Bleeding, crying and hiding.
Scared of the train that went past your house at exactly midnight,
but really just scared of everything.
You were supposed to run wild and build blanket forts.
Instead, you hid out of fear. Under your bed and behind the lilac trees.
They were supposed to love you.
To make you Mickey Mouse pancakes, ask you how your day was and tuck you in at night.
Manipulation and toxic narration are your replacements for bed time stories.
They do things to you which make you wish you had never been born.
Yet, no one sees
or is it that no one cares?
When all seems lost and broken and I wonder how much longer I shall live, the lilacs are my friend.
The purple bushes show me safety, beauty and growth.
While they attempted to destroy everything that I am, they didn’t realize that isn’t in their power.

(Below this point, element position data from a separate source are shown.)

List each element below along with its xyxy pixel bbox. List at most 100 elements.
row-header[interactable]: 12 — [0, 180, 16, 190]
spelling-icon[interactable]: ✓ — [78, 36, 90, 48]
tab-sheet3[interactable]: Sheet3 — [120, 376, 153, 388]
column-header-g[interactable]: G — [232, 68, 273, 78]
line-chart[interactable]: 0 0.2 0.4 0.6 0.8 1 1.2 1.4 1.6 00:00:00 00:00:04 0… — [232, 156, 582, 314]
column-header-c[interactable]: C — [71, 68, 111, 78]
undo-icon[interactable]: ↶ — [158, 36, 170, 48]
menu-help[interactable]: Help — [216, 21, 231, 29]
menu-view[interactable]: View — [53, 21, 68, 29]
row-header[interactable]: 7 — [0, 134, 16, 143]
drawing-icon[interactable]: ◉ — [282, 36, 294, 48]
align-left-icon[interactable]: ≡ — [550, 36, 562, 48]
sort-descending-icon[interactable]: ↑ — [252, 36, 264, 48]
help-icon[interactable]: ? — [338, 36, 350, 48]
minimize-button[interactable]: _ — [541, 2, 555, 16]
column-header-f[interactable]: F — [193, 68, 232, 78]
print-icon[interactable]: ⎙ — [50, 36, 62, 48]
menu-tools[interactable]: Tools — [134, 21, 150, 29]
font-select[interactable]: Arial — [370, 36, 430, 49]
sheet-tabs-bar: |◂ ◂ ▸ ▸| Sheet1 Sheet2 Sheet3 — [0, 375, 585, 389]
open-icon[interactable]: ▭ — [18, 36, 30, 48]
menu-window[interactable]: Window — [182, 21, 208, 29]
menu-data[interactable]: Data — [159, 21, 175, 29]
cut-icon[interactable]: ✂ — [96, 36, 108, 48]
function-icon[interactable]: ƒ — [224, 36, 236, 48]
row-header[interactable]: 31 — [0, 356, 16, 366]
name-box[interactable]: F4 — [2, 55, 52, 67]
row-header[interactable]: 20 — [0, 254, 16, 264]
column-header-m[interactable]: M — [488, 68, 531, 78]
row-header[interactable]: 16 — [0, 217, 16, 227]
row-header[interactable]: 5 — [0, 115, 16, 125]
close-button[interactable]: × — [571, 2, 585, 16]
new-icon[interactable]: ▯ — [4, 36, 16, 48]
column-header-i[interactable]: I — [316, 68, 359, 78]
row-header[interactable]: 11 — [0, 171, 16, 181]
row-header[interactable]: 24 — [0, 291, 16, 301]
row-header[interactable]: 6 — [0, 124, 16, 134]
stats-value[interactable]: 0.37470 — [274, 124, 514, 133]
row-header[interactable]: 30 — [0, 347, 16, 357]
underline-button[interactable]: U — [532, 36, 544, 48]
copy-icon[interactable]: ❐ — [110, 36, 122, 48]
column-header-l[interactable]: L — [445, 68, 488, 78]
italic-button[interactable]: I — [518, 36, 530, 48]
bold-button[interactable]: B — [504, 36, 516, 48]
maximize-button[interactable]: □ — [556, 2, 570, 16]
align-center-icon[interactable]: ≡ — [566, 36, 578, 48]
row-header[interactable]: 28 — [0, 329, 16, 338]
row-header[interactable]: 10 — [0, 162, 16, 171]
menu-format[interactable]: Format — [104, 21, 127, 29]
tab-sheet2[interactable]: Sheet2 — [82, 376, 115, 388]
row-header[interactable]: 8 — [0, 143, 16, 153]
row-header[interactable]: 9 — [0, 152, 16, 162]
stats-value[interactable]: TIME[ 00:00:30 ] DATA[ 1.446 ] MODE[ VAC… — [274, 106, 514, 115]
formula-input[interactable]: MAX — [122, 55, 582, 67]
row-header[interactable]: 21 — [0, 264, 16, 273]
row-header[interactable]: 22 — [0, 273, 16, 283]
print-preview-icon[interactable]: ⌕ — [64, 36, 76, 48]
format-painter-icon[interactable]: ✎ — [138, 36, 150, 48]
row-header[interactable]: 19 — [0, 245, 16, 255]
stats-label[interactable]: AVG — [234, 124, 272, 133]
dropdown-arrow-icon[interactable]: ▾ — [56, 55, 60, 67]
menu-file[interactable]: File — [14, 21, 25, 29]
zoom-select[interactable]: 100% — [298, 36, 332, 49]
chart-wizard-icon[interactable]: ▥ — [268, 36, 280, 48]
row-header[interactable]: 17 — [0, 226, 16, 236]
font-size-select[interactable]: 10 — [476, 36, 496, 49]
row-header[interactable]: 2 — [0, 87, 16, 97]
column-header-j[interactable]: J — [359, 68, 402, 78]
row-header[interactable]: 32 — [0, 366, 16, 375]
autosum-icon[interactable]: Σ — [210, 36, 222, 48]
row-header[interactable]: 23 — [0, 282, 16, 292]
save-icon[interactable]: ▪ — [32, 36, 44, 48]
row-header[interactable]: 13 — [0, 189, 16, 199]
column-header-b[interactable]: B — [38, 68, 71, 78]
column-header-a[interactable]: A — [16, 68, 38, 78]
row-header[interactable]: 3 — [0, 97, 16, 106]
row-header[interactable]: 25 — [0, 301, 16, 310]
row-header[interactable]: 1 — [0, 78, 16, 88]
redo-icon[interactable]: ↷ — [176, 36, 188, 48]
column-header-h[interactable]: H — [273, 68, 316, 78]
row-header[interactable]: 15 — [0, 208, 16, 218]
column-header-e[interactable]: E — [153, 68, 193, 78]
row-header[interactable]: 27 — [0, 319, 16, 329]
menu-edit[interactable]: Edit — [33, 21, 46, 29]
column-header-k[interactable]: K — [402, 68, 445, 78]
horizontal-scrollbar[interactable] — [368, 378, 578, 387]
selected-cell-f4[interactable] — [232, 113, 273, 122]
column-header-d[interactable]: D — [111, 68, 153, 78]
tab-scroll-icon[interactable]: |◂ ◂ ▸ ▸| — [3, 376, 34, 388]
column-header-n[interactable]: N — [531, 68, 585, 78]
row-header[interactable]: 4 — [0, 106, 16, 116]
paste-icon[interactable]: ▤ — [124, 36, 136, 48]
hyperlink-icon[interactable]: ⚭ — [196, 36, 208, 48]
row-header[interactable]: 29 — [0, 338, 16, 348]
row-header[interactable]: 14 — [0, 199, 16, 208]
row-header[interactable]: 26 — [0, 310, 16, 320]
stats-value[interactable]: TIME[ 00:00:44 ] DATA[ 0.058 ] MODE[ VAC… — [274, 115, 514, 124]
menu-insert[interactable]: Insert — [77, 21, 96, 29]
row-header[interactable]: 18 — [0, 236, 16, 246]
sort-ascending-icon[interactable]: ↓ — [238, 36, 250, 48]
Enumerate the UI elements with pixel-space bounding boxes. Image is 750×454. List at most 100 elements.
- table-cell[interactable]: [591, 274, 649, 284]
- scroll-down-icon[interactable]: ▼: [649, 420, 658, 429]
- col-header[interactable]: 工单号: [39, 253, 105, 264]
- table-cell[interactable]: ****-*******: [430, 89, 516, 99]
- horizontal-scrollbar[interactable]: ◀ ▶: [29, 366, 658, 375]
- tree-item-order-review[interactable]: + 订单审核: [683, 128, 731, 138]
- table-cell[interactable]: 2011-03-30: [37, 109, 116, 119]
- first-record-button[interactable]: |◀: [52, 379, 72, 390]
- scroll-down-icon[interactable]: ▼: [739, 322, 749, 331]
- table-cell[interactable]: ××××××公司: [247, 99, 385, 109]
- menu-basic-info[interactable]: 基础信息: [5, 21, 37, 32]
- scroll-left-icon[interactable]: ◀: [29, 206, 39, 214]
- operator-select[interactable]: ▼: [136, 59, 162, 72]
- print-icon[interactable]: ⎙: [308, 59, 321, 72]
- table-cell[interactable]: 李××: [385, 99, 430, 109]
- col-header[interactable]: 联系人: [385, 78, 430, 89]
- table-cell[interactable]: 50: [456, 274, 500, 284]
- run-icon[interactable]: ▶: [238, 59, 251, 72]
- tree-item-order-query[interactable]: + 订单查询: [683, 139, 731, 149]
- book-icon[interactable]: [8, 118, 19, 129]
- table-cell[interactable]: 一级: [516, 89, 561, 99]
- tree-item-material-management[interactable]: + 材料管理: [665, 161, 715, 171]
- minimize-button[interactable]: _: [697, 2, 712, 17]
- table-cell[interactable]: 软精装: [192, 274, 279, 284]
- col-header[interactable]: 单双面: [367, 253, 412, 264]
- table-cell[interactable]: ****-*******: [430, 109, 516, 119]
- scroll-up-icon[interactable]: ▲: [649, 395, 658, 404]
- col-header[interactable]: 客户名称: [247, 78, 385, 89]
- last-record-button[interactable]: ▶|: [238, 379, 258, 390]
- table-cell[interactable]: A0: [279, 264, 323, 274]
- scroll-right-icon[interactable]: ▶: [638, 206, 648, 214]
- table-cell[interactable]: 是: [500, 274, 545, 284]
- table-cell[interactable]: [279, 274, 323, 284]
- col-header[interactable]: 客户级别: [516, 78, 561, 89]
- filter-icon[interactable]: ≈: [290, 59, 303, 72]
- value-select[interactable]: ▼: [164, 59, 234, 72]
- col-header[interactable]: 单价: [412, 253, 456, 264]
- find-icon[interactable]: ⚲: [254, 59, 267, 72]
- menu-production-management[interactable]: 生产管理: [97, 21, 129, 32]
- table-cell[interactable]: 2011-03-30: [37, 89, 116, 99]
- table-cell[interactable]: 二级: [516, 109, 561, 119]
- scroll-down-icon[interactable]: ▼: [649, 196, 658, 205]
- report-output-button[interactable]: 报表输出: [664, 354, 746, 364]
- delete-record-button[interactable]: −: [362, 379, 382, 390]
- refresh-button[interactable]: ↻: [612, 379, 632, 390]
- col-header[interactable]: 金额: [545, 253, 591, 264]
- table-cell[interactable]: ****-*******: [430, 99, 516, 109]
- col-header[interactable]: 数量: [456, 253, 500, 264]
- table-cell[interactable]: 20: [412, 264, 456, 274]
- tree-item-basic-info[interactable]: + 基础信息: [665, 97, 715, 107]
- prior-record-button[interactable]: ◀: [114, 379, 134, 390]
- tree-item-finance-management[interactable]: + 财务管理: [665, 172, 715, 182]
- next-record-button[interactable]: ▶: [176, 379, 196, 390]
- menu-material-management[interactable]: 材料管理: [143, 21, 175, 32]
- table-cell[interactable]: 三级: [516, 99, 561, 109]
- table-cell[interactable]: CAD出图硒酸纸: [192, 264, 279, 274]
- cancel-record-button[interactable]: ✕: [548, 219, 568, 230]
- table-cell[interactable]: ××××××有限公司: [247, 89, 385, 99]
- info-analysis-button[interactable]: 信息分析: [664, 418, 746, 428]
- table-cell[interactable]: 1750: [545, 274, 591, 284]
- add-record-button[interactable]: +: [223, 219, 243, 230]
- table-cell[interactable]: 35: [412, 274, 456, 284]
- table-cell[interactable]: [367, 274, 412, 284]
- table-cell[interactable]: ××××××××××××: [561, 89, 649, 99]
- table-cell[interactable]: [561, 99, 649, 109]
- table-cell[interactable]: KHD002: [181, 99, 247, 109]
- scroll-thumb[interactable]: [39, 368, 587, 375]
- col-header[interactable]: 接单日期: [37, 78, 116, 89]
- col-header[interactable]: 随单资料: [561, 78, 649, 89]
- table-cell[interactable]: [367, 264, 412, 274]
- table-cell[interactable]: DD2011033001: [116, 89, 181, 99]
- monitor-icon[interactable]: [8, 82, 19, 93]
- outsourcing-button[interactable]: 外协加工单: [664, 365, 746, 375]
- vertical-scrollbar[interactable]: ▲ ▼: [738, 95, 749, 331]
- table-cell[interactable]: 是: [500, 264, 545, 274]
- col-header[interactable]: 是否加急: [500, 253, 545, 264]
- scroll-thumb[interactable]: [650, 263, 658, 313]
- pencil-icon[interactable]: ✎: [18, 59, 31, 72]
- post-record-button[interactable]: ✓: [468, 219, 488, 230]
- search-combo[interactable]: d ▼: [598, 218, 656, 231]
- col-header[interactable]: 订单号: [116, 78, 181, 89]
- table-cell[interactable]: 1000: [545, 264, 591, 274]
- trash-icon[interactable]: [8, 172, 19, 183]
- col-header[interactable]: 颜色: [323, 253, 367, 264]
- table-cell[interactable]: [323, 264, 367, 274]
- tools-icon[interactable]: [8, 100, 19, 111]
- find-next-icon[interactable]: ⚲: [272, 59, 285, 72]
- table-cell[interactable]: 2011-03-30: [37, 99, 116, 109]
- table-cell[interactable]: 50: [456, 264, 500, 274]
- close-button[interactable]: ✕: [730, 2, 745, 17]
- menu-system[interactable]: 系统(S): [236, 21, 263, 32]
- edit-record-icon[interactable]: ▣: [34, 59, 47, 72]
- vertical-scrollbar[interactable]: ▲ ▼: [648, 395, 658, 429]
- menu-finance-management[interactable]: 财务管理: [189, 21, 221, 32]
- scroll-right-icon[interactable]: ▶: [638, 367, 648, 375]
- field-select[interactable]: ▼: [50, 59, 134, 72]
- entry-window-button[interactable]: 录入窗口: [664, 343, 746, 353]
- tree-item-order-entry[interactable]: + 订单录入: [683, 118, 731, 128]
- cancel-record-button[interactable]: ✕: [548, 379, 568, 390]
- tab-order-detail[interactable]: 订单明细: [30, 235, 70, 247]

Like the lovely lilacs, my branches break at times and my twigs snap.
When storms come, parts of me are battered, but altogether I am stronger.
When the skies clear, I am a little bud of hope - full of potential.
The raging storms could have killed me. So please, don’t think I’m grateful for them. I merely understand I can’t change the past, I can only accept it.
Sunshine comes and goes, but I don’t rely on others.
No one can take away or add to my light.
I create my own warmth now and I tell the little, broken girl that she doesn’t have to hide anymore.